Appeal from a judgment of the County Court of Columbia *749County (Czajka, J.), rendered August 18, 1999, convicting defendant upon her plea of guilty of the crime of grand larceny in the third degree.
Defendant pleaded guilty to the crime of grand larceny in the third degree as charged in a superior court information and was thereafter sentenced to a six-month jail term and five years’ probation. Following a hearing, County Court further ordered defendant to pay $97,500 in restitution and a 5% surcharge. Defendant appeals from the judgment of conviction, contending that the restitution order was not supported by the evidence considered at the hearing.
Our examination of the plea minutes reveals that defendant’s guilty plea, which included a waiver of her right to appeal and a general agreement to pay restitution, was entirely knowing, intelligent and voluntary (see People v Barrett, 301 AD2d 790, 790-791 [2003]; People v Hendrickson, 227 AD2d 801, 801-802 [1996] ). Inasmuch as restitution was an essential element of defendant’s sentence and no specific amount had been agreed upon during the plea allocution, defendant did not waive her right to challenge the restitution order as a result of the plea (see People v White, 266 AD2d 831, 832 [1999]). However, we conclude that defendant did subsequently waive this right by failing to object at sentencing, when the specific amount of restitution was known to her after a full hearing on the matter (see People v Sweeney, 4 AD3d 769, 770 [2004]).

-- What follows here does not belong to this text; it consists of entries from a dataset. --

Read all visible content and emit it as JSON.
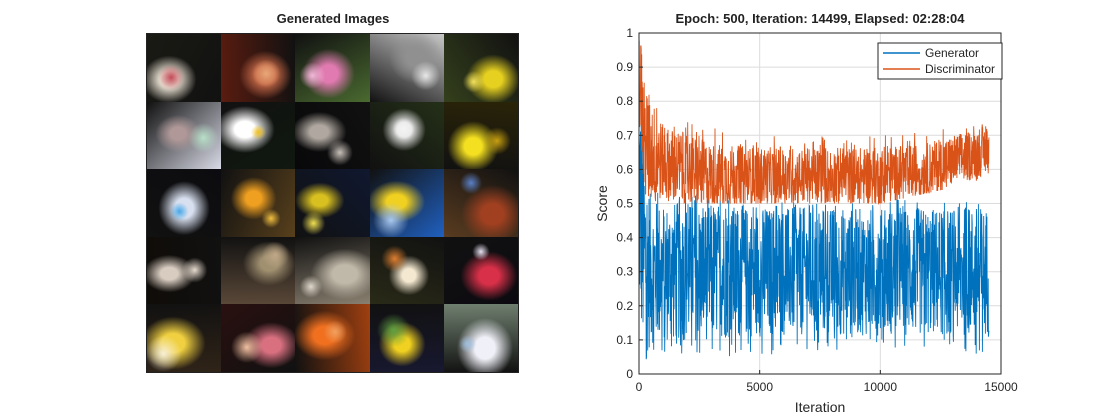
{
  "figure": {
    "left_panel": {
      "title": "Generated Images",
      "tiles": [
        {
          "bg": "#1a1a14",
          "accent": "#e8e0d2",
          "accent2": "#c44a58"
        },
        {
          "bg": "#5a1c10",
          "accent": "#c86a48",
          "accent2": "#e8a878"
        },
        {
          "bg": "#4a6a30",
          "accent": "#e07ab0",
          "accent2": "#f2b8d8"
        },
        {
          "bg": "#c8c8c8",
          "accent": "#909090",
          "accent2": "#e8e8e8"
        },
        {
          "bg": "#34401c",
          "accent": "#e6d020",
          "accent2": "#f2e05a"
        },
        {
          "bg": "#d8dae6",
          "accent": "#b09898",
          "accent2": "#b8e0c8"
        },
        {
          "bg": "#101810",
          "accent": "#ffffff",
          "accent2": "#f0c020"
        },
        {
          "bg": "#08080a",
          "accent": "#b0a8a0",
          "accent2": "#c8c0b8"
        },
        {
          "bg": "#243018",
          "accent": "#e8e8e8",
          "accent2": "#f4f4f4"
        },
        {
          "bg": "#2a2408",
          "accent": "#f4e020",
          "accent2": "#c8a010"
        },
        {
          "bg": "#0c0c10",
          "accent": "#d8e0f0",
          "accent2": "#48a8e8"
        },
        {
          "bg": "#58401c",
          "accent": "#f0a020",
          "accent2": "#f4c040"
        },
        {
          "bg": "#101830",
          "accent": "#d8c020",
          "accent2": "#f0e050"
        },
        {
          "bg": "#2060c0",
          "accent": "#f0d020",
          "accent2": "#a8c8f0"
        },
        {
          "bg": "#5a3c20",
          "accent": "#a04020",
          "accent2": "#5a80c8"
        },
        {
          "bg": "#100c08",
          "accent": "#d8ccc0",
          "accent2": "#e8dcd0"
        },
        {
          "bg": "#5a4838",
          "accent": "#a09070",
          "accent2": "#c0a888"
        },
        {
          "bg": "#8a8070",
          "accent": "#c0b8a8",
          "accent2": "#e0d8cc"
        },
        {
          "bg": "#2a2a18",
          "accent": "#f4e8d0",
          "accent2": "#e08030"
        },
        {
          "bg": "#0c0a10",
          "accent": "#d83048",
          "accent2": "#e8e0f0"
        },
        {
          "bg": "#302418",
          "accent": "#f0d040",
          "accent2": "#f8f0d8"
        },
        {
          "bg": "#2a1010",
          "accent": "#d87080",
          "accent2": "#f0c0a0"
        },
        {
          "bg": "#a04010",
          "accent": "#f07020",
          "accent2": "#f0a060"
        },
        {
          "bg": "#181830",
          "accent": "#f0d020",
          "accent2": "#60a040"
        },
        {
          "bg": "#708070",
          "accent": "#f0f0f8",
          "accent2": "#a0c0e0"
        }
      ]
    },
    "right_panel": {
      "title": "Epoch: 500, Iteration: 14499, Elapsed: 02:28:04",
      "chart_data": {
        "type": "line",
        "title": "Epoch: 500, Iteration: 14499, Elapsed: 02:28:04",
        "xlabel": "Iteration",
        "ylabel": "Score",
        "xlim": [
          0,
          15000
        ],
        "ylim": [
          0,
          1
        ],
        "xticks": [
          0,
          5000,
          10000,
          15000
        ],
        "yticks": [
          0,
          0.1,
          0.2,
          0.3,
          0.4,
          0.5,
          0.6,
          0.7,
          0.8,
          0.9,
          1
        ],
        "grid": true,
        "legend_location": "top-right",
        "series": [
          {
            "name": "Generator",
            "color": "#0072BD",
            "x_end": 14499,
            "approx_mean": [
              [
                0,
                0.55
              ],
              [
                200,
                0.35
              ],
              [
                500,
                0.3
              ],
              [
                2000,
                0.3
              ],
              [
                8000,
                0.3
              ],
              [
                11000,
                0.3
              ],
              [
                14499,
                0.3
              ]
            ],
            "approx_envelope": [
              [
                0,
                0.02,
                0.97
              ],
              [
                500,
                0.05,
                0.55
              ],
              [
                5000,
                0.05,
                0.5
              ],
              [
                10000,
                0.08,
                0.52
              ],
              [
                14499,
                0.05,
                0.5
              ]
            ]
          },
          {
            "name": "Discriminator",
            "color": "#D95319",
            "x_end": 14499,
            "approx_mean": [
              [
                0,
                0.95
              ],
              [
                200,
                0.68
              ],
              [
                1000,
                0.62
              ],
              [
                3000,
                0.58
              ],
              [
                7000,
                0.58
              ],
              [
                10000,
                0.58
              ],
              [
                12000,
                0.6
              ],
              [
                14499,
                0.66
              ]
            ],
            "approx_envelope": [
              [
                0,
                0.5,
                0.98
              ],
              [
                1000,
                0.5,
                0.76
              ],
              [
                5000,
                0.5,
                0.7
              ],
              [
                10000,
                0.5,
                0.7
              ],
              [
                14499,
                0.57,
                0.74
              ]
            ]
          }
        ]
      }
    }
  }
}
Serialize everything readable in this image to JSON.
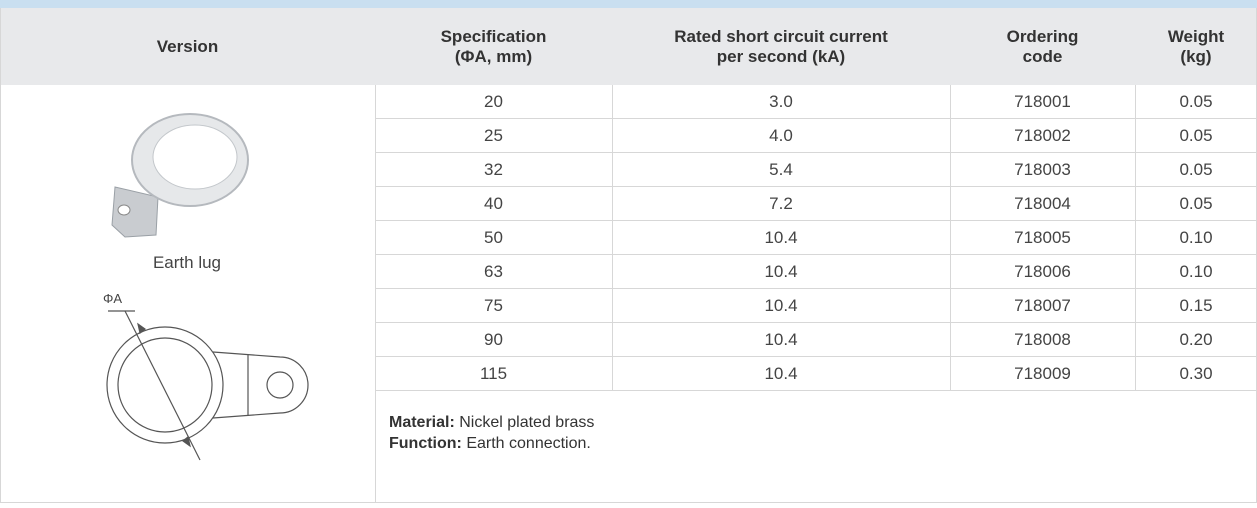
{
  "table": {
    "header": [
      [
        "Version"
      ],
      [
        "Specification",
        "(ΦA, mm)"
      ],
      [
        "Rated short circuit current",
        "per second (kA)"
      ],
      [
        "Ordering",
        "code"
      ],
      [
        "Weight",
        "(kg)"
      ]
    ],
    "version": {
      "label": "Earth lug",
      "dimension": "ΦA"
    },
    "rows": [
      [
        "20",
        "3.0",
        "718001",
        "0.05"
      ],
      [
        "25",
        "4.0",
        "718002",
        "0.05"
      ],
      [
        "32",
        "5.4",
        "718003",
        "0.05"
      ],
      [
        "40",
        "7.2",
        "718004",
        "0.05"
      ],
      [
        "50",
        "10.4",
        "718005",
        "0.10"
      ],
      [
        "63",
        "10.4",
        "718006",
        "0.10"
      ],
      [
        "75",
        "10.4",
        "718007",
        "0.15"
      ],
      [
        "90",
        "10.4",
        "718008",
        "0.20"
      ],
      [
        "115",
        "10.4",
        "718009",
        "0.30"
      ]
    ],
    "notes": [
      {
        "label": "Material:",
        "text": "Nickel plated brass"
      },
      {
        "label": "Function:",
        "text": "Earth connection."
      }
    ]
  }
}
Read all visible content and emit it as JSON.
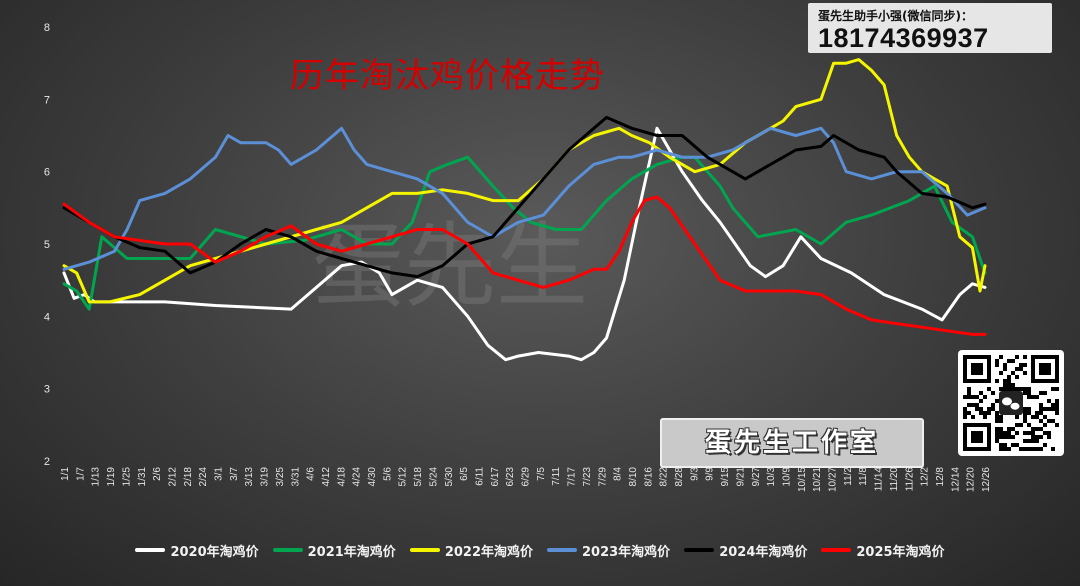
{
  "title": "历年淘汰鸡价格走势",
  "contact": {
    "label": "蛋先生助手小强(微信同步)：",
    "number": "18174369937"
  },
  "studio_label": "蛋先生工作室",
  "watermark": "蛋先生",
  "chart_data": {
    "type": "line",
    "title": "历年淘汰鸡价格走势",
    "xlabel": "",
    "ylabel": "",
    "ylim": [
      2,
      8
    ],
    "yticks": [
      2,
      3,
      4,
      5,
      6,
      7,
      8
    ],
    "grid": false,
    "legend_position": "bottom",
    "x_tick_labels": [
      "1/1",
      "1/7",
      "1/13",
      "1/19",
      "1/25",
      "1/31",
      "2/6",
      "2/12",
      "2/18",
      "2/24",
      "3/1",
      "3/7",
      "3/13",
      "3/19",
      "3/25",
      "3/31",
      "4/6",
      "4/12",
      "4/18",
      "4/24",
      "4/30",
      "5/6",
      "5/12",
      "5/18",
      "5/24",
      "5/30",
      "6/5",
      "6/11",
      "6/17",
      "6/23",
      "6/29",
      "7/5",
      "7/11",
      "7/17",
      "7/23",
      "7/29",
      "8/4",
      "8/10",
      "8/16",
      "8/22",
      "8/28",
      "9/3",
      "9/9",
      "9/15",
      "9/21",
      "9/27",
      "10/3",
      "10/9",
      "10/15",
      "10/21",
      "10/27",
      "11/2",
      "11/8",
      "11/14",
      "11/20",
      "11/26",
      "12/2",
      "12/8",
      "12/14",
      "12/20",
      "12/26"
    ],
    "x_range": [
      0,
      365
    ],
    "x_unit": "day-of-year",
    "series": [
      {
        "name": "2020年淘鸡价",
        "color": "#ffffff",
        "x": [
          0,
          4,
          8,
          12,
          20,
          40,
          60,
          90,
          110,
          118,
          125,
          130,
          140,
          150,
          160,
          168,
          175,
          180,
          188,
          200,
          205,
          210,
          215,
          222,
          228,
          235,
          245,
          253,
          260,
          266,
          272,
          278,
          285,
          292,
          300,
          312,
          325,
          340,
          348,
          355,
          360,
          365
        ],
        "y": [
          4.6,
          4.25,
          4.3,
          4.2,
          4.2,
          4.2,
          4.15,
          4.1,
          4.7,
          4.75,
          4.6,
          4.3,
          4.5,
          4.4,
          4.0,
          3.6,
          3.4,
          3.45,
          3.5,
          3.45,
          3.4,
          3.5,
          3.7,
          4.5,
          5.5,
          6.6,
          6.0,
          5.6,
          5.3,
          5.0,
          4.7,
          4.55,
          4.7,
          5.1,
          4.8,
          4.6,
          4.3,
          4.1,
          3.95,
          4.3,
          4.45,
          4.4
        ]
      },
      {
        "name": "2021年淘鸡价",
        "color": "#00a550",
        "x": [
          0,
          5,
          10,
          15,
          25,
          40,
          50,
          60,
          80,
          95,
          110,
          120,
          130,
          138,
          145,
          152,
          160,
          170,
          178,
          185,
          195,
          205,
          215,
          225,
          235,
          245,
          250,
          260,
          265,
          270,
          275,
          290,
          300,
          310,
          320,
          335,
          345,
          352,
          360,
          365
        ],
        "y": [
          4.45,
          4.35,
          4.1,
          5.1,
          4.8,
          4.8,
          4.8,
          5.2,
          5.0,
          5.05,
          5.2,
          5.0,
          5.0,
          5.3,
          6.0,
          6.1,
          6.2,
          5.8,
          5.5,
          5.3,
          5.2,
          5.2,
          5.6,
          5.9,
          6.1,
          6.2,
          6.2,
          5.8,
          5.5,
          5.3,
          5.1,
          5.2,
          5.0,
          5.3,
          5.4,
          5.6,
          5.8,
          5.3,
          5.1,
          4.6
        ]
      },
      {
        "name": "2022年淘鸡价",
        "color": "#f5f500",
        "x": [
          0,
          5,
          10,
          18,
          30,
          40,
          50,
          60,
          80,
          100,
          110,
          120,
          130,
          140,
          150,
          160,
          170,
          180,
          190,
          200,
          210,
          220,
          225,
          232,
          240,
          250,
          260,
          270,
          280,
          285,
          290,
          300,
          305,
          310,
          315,
          320,
          325,
          330,
          335,
          340,
          350,
          355,
          360,
          363,
          365
        ],
        "y": [
          4.7,
          4.6,
          4.2,
          4.2,
          4.3,
          4.5,
          4.7,
          4.8,
          5.0,
          5.2,
          5.3,
          5.5,
          5.7,
          5.7,
          5.75,
          5.7,
          5.6,
          5.6,
          5.9,
          6.3,
          6.5,
          6.6,
          6.5,
          6.4,
          6.2,
          6.0,
          6.1,
          6.4,
          6.6,
          6.7,
          6.9,
          7.0,
          7.5,
          7.5,
          7.55,
          7.4,
          7.2,
          6.5,
          6.2,
          6.0,
          5.8,
          5.1,
          4.95,
          4.35,
          4.7
        ]
      },
      {
        "name": "2023年淘鸡价",
        "color": "#5b8fd6",
        "x": [
          0,
          10,
          20,
          25,
          30,
          40,
          50,
          60,
          65,
          70,
          80,
          85,
          90,
          100,
          110,
          115,
          120,
          130,
          140,
          150,
          160,
          165,
          170,
          175,
          180,
          190,
          200,
          210,
          220,
          225,
          235,
          245,
          255,
          265,
          280,
          290,
          300,
          305,
          310,
          320,
          330,
          340,
          350,
          358,
          365
        ],
        "y": [
          4.65,
          4.75,
          4.9,
          5.2,
          5.6,
          5.7,
          5.9,
          6.2,
          6.5,
          6.4,
          6.4,
          6.3,
          6.1,
          6.3,
          6.6,
          6.3,
          6.1,
          6.0,
          5.9,
          5.7,
          5.3,
          5.2,
          5.1,
          5.2,
          5.3,
          5.4,
          5.8,
          6.1,
          6.2,
          6.2,
          6.3,
          6.2,
          6.2,
          6.3,
          6.6,
          6.5,
          6.6,
          6.4,
          6.0,
          5.9,
          6.0,
          6.0,
          5.7,
          5.4,
          5.5
        ]
      },
      {
        "name": "2024年淘鸡价",
        "color": "#000000",
        "x": [
          0,
          10,
          20,
          30,
          40,
          50,
          60,
          70,
          80,
          90,
          100,
          110,
          120,
          130,
          140,
          150,
          160,
          170,
          180,
          190,
          200,
          210,
          215,
          225,
          235,
          245,
          255,
          265,
          270,
          280,
          290,
          300,
          305,
          315,
          325,
          330,
          340,
          350,
          360,
          365
        ],
        "y": [
          5.5,
          5.3,
          5.1,
          4.95,
          4.9,
          4.6,
          4.75,
          5.0,
          5.2,
          5.1,
          4.9,
          4.8,
          4.7,
          4.6,
          4.55,
          4.7,
          5.0,
          5.1,
          5.5,
          5.9,
          6.3,
          6.6,
          6.75,
          6.6,
          6.5,
          6.5,
          6.2,
          6.0,
          5.9,
          6.1,
          6.3,
          6.35,
          6.5,
          6.3,
          6.2,
          6.0,
          5.7,
          5.65,
          5.5,
          5.55
        ]
      },
      {
        "name": "2025年淘鸡价",
        "color": "#ff0000",
        "x": [
          0,
          10,
          20,
          30,
          40,
          50,
          60,
          70,
          80,
          90,
          100,
          110,
          120,
          130,
          140,
          150,
          160,
          170,
          180,
          190,
          200,
          210,
          215,
          220,
          225,
          230,
          235,
          240,
          250,
          260,
          270,
          280,
          290,
          300,
          310,
          320,
          330,
          340,
          350,
          360,
          365
        ],
        "y": [
          5.55,
          5.3,
          5.1,
          5.05,
          5.0,
          5.0,
          4.75,
          4.9,
          5.1,
          5.25,
          5.0,
          4.9,
          5.0,
          5.1,
          5.2,
          5.2,
          5.0,
          4.6,
          4.5,
          4.4,
          4.5,
          4.65,
          4.65,
          4.9,
          5.3,
          5.6,
          5.65,
          5.5,
          5.0,
          4.5,
          4.35,
          4.35,
          4.35,
          4.3,
          4.1,
          3.95,
          3.9,
          3.85,
          3.8,
          3.75,
          3.75
        ]
      }
    ]
  }
}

Were defendant’s claim properly before us, we would nonetheless conclude that the restitution hearing conducted by County Court was in full compliance with all statutorily required procedures (see Penal Law § 60.27; CPL 400.30; People v Consalvo, 89 NY2d 140, 144-145 [1996]). Likewise, we are of the view that the evidence adduced at the hearing, which included the sworn testimony of defendant, the complainant and a police investigator who either recovered or was able to directly trace many of the stolen funds to defendant, provided a sufficient basis for the court’s restitution order (see People v Kim, 91 NY2d 407, 411 [1998]; People v Hendrickson, supra at 802). Contrary to defendant’s assertion, it appears that this order was subsequently reduced to take into account the funds that were recovered. Finding no basis for questioning the amount of restitution or the method by which it was derived, we affirm the judgment of conviction (see People v Frisco, 237 AD2d 824, 825 [1997] , lv denied 90 NY2d 1011 [1997]). Defendant’s remaining arguments have been considered and found unpersuasive.
Mercure, J.P., Crew III, Rose and Lahtinen, JJ., concur. Ordered that the judgment is affirmed.